The sign is negative if the patient completes the full deep breath without catching or wincing, or if any tenderness you find is no greater over the gallbladder area than in surrounding regions.
Why It Works
The gallbladder sits just beneath the liver, tucked under the right rib cage. Normally it’s protected from your examining hand by the ribs above it. When the patient breathes in deeply, the diaphragm contracts and pushes the liver (and the gallbladder attached to it) downward, out from under the ribs and directly into your waiting fingertips. A healthy gallbladder tolerates this contact. An inflamed one, swollen and tender from infection or a trapped gallstone, does not. The sudden contact between your fingers and the sensitive organ produces pain sharp enough that the patient reflexively stops breathing in.

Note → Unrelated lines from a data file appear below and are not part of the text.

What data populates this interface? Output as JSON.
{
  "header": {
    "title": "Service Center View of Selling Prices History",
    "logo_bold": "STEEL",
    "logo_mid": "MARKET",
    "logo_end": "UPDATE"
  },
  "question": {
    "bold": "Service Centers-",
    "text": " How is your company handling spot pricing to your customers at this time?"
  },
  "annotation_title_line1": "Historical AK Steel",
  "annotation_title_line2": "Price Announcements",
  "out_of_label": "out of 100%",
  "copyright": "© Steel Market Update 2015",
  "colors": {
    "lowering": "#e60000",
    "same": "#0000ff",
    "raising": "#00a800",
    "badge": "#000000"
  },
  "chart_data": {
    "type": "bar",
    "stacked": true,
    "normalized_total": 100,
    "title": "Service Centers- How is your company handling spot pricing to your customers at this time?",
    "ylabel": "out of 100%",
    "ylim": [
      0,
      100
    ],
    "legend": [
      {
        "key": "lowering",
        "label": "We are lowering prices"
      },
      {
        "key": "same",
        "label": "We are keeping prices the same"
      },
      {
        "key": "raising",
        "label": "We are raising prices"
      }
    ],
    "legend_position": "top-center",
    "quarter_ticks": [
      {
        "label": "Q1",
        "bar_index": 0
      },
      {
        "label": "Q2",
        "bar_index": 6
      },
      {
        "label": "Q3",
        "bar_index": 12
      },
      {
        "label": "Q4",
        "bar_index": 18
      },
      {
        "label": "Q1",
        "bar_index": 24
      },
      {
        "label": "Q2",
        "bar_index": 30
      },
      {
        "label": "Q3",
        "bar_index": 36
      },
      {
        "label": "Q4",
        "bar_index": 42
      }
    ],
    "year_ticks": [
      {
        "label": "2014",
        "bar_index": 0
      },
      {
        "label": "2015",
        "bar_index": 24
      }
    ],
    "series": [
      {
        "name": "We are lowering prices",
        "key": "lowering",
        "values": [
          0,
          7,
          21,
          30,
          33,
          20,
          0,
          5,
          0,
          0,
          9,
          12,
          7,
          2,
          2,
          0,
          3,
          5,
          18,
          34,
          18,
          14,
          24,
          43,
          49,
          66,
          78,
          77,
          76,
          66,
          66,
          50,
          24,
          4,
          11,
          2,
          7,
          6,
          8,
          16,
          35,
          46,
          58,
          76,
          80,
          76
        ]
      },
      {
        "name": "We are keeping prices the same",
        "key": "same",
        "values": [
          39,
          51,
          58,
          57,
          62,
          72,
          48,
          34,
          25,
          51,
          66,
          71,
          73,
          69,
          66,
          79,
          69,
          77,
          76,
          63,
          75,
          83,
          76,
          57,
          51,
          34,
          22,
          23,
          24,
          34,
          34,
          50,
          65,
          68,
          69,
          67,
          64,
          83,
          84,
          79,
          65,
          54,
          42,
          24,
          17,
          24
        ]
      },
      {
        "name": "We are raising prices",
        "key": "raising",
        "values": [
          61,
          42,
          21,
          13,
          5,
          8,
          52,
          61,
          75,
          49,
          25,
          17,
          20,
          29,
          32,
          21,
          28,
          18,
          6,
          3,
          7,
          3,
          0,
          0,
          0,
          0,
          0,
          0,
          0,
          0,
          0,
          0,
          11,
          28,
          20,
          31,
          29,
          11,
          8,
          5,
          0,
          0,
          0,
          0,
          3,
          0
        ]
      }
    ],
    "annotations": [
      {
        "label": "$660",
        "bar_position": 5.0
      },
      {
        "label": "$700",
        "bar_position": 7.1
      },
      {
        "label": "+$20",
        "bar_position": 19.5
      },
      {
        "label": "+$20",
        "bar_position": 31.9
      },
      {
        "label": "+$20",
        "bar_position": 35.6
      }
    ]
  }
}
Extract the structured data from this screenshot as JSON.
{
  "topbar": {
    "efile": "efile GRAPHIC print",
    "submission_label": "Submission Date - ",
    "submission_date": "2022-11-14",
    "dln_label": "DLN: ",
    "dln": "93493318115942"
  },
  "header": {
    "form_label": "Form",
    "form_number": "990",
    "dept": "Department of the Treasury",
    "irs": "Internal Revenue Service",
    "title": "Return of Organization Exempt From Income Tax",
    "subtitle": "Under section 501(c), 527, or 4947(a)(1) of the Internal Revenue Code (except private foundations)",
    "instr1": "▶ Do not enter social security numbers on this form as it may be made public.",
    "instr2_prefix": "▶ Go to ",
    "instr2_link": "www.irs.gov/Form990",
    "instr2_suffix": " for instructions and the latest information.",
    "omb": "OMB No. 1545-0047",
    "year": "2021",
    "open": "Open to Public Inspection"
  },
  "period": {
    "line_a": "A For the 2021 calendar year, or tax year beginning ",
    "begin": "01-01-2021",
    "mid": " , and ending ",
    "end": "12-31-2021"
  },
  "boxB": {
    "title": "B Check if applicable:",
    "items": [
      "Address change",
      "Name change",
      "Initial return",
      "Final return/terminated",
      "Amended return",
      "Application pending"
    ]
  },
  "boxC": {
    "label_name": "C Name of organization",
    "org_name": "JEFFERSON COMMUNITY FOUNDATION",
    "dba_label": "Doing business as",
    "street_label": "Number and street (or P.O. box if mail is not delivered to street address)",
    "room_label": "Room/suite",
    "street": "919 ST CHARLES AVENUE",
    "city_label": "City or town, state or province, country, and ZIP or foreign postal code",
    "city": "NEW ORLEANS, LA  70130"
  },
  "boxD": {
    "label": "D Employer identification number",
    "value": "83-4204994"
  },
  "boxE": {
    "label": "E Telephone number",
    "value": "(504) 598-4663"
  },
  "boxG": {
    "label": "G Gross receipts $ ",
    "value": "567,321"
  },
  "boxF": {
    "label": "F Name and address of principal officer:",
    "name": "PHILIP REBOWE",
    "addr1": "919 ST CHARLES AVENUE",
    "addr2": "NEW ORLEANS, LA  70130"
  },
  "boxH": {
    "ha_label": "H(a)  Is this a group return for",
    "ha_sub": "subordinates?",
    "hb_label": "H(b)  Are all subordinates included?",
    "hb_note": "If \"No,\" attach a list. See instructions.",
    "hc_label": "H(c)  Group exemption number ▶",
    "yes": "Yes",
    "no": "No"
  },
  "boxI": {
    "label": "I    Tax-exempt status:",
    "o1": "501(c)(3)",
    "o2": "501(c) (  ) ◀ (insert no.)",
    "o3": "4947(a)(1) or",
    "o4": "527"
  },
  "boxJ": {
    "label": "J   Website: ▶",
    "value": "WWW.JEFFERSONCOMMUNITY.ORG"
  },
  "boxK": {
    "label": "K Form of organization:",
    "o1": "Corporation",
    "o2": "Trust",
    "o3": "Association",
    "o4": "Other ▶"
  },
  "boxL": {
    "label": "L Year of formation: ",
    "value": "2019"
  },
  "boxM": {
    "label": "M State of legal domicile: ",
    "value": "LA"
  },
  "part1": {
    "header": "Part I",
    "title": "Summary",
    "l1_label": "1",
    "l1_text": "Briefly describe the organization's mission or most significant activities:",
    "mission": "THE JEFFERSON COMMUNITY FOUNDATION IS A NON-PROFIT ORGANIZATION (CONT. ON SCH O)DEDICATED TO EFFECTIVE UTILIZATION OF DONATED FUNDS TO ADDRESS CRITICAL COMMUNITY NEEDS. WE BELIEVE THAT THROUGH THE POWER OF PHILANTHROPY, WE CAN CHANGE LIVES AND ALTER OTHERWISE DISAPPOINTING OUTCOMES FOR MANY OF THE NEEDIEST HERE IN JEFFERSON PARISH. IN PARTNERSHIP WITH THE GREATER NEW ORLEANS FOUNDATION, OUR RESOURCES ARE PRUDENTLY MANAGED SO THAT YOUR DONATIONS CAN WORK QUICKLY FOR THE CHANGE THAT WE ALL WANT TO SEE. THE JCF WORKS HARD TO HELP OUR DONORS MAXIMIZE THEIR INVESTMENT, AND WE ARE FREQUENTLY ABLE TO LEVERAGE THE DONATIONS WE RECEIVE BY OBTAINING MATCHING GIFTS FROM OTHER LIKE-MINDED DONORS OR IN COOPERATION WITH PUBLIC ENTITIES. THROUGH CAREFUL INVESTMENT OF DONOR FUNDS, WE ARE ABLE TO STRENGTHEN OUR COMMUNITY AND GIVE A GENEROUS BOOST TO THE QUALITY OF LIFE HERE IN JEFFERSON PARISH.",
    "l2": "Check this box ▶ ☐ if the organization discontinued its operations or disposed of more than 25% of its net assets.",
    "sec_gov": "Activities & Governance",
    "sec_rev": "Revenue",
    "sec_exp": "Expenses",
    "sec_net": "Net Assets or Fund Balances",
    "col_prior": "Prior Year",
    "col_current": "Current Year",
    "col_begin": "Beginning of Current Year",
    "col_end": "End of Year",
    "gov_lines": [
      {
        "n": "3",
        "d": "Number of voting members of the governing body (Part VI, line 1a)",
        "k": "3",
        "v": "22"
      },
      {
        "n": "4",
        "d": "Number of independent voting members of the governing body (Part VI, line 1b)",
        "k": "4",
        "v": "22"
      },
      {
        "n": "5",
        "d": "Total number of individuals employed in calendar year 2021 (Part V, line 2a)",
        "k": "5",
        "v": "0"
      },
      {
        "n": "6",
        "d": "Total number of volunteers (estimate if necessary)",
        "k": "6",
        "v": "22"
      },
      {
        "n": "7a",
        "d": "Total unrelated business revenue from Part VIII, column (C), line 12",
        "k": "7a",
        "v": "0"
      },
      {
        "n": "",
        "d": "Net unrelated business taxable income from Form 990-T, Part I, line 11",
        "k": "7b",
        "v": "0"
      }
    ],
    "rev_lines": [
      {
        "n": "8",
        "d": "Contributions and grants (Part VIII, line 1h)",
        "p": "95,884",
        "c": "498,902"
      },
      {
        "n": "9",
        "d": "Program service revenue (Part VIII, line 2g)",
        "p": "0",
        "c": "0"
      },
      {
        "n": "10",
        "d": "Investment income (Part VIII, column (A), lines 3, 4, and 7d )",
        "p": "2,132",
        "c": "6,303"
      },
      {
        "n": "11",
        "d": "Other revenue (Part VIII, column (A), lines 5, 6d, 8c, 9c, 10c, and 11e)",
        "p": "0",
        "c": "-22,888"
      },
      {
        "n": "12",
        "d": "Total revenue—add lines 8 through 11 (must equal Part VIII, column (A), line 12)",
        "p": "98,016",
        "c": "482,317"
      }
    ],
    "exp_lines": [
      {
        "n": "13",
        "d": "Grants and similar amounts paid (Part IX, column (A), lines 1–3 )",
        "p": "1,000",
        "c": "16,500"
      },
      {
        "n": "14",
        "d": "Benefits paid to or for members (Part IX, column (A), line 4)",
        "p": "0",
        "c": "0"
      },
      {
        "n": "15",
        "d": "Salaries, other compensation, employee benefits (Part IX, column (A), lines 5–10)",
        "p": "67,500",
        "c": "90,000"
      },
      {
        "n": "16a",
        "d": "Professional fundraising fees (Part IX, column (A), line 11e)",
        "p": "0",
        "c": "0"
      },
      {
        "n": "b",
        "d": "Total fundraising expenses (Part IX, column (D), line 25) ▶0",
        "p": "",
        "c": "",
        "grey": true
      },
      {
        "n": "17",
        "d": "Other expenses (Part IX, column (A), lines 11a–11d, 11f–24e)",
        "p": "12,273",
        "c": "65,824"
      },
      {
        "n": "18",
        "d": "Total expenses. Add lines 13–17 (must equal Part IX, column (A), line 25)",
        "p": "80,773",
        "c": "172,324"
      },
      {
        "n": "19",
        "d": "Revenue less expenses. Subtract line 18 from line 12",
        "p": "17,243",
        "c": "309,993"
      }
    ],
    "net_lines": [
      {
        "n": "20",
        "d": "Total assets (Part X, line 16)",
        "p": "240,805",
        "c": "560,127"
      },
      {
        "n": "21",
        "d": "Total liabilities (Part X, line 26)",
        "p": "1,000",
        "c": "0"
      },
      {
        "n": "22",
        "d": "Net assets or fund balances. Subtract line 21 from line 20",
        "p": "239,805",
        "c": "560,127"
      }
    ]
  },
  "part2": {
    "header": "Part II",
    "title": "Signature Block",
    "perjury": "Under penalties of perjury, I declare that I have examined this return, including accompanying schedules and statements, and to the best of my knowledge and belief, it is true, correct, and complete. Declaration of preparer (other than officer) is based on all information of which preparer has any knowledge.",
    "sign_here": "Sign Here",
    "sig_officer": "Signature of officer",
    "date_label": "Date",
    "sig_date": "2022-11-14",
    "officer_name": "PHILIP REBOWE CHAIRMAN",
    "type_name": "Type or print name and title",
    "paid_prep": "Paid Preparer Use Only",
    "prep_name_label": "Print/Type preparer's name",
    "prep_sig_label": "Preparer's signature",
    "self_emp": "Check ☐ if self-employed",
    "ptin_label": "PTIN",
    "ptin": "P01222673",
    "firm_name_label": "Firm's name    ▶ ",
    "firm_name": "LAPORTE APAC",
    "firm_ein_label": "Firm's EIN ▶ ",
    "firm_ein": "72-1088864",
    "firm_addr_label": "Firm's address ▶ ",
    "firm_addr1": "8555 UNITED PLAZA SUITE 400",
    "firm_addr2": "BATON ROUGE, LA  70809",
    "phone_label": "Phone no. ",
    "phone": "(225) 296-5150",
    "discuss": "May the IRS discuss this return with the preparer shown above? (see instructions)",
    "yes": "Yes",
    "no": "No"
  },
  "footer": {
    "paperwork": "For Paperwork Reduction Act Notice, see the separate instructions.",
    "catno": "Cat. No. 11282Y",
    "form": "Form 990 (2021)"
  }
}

How Accurate Is Murphy’s Sign
Murphy’s sign is most useful when it’s positive. It’s a fairly specific indicator of gallbladder inflammation, meaning that when it’s present, the chance of a false alarm is relatively low. However, its sensitivity is limited. A negative result does not rule out cholecystitis. Some patients with genuine gallbladder inflammation won’t demonstrate the sign, particularly elderly patients, those on pain medication, or those with a high pain tolerance.
There’s also a version performed during an abdominal ultrasound, called the sonographic Murphy sign. Instead of pressing with your fingers, the ultrasound technician or physician presses with the transducer directly over the gallbladder, which they can see on the screen in real time. This removes the guesswork about whether your fingers are actually over the gallbladder. The sonographic version has a specificity around 91%, meaning it’s quite reliable when positive, though its sensitivity sits closer to 41%, reinforcing that a negative result doesn’t clear the diagnosis.
Conditions That Can Mimic a Positive Result
Several other conditions can cause pain in the right upper quadrant during deep breathing, potentially producing a false positive. An enlarged or inflamed liver with a swollen capsule can cause similar tenderness. Peritonitis, where the lining of the abdomen is broadly inflamed, can make the entire area painful to palpation. Right-sided kidney infections and lower lobe pneumonia can also cause right upper quadrant pain that worsens with deep breathing.
This is why the comparison with the left side is important, and why Murphy’s sign is always interpreted alongside other information: the patient’s symptoms, blood work, and imaging. A positive Murphy’s sign raises suspicion of cholecystitis but doesn’t confirm it on its own.
Common Mistakes to Avoid
The most frequent error is not pressing deeply enough. If your fingers aren’t firmly hooked under the costal margin, the descending gallbladder won’t make meaningful contact with your hand, and you’ll miss a positive finding. Another common mistake is pressing too hard before asking the patient to breathe, which causes generalized pain unrelated to the gallbladder and makes the result uninterpretable.
Asking the patient to breathe too quickly is another pitfall. A slow, steady inhalation gives the gallbladder time to descend gradually into your fingers. A quick gasp doesn’t produce the same controlled contact. Finally, forgetting to repeat the maneuver on the left side as a control means you can’t distinguish gallbladder-specific pain from more widespread abdominal tenderness.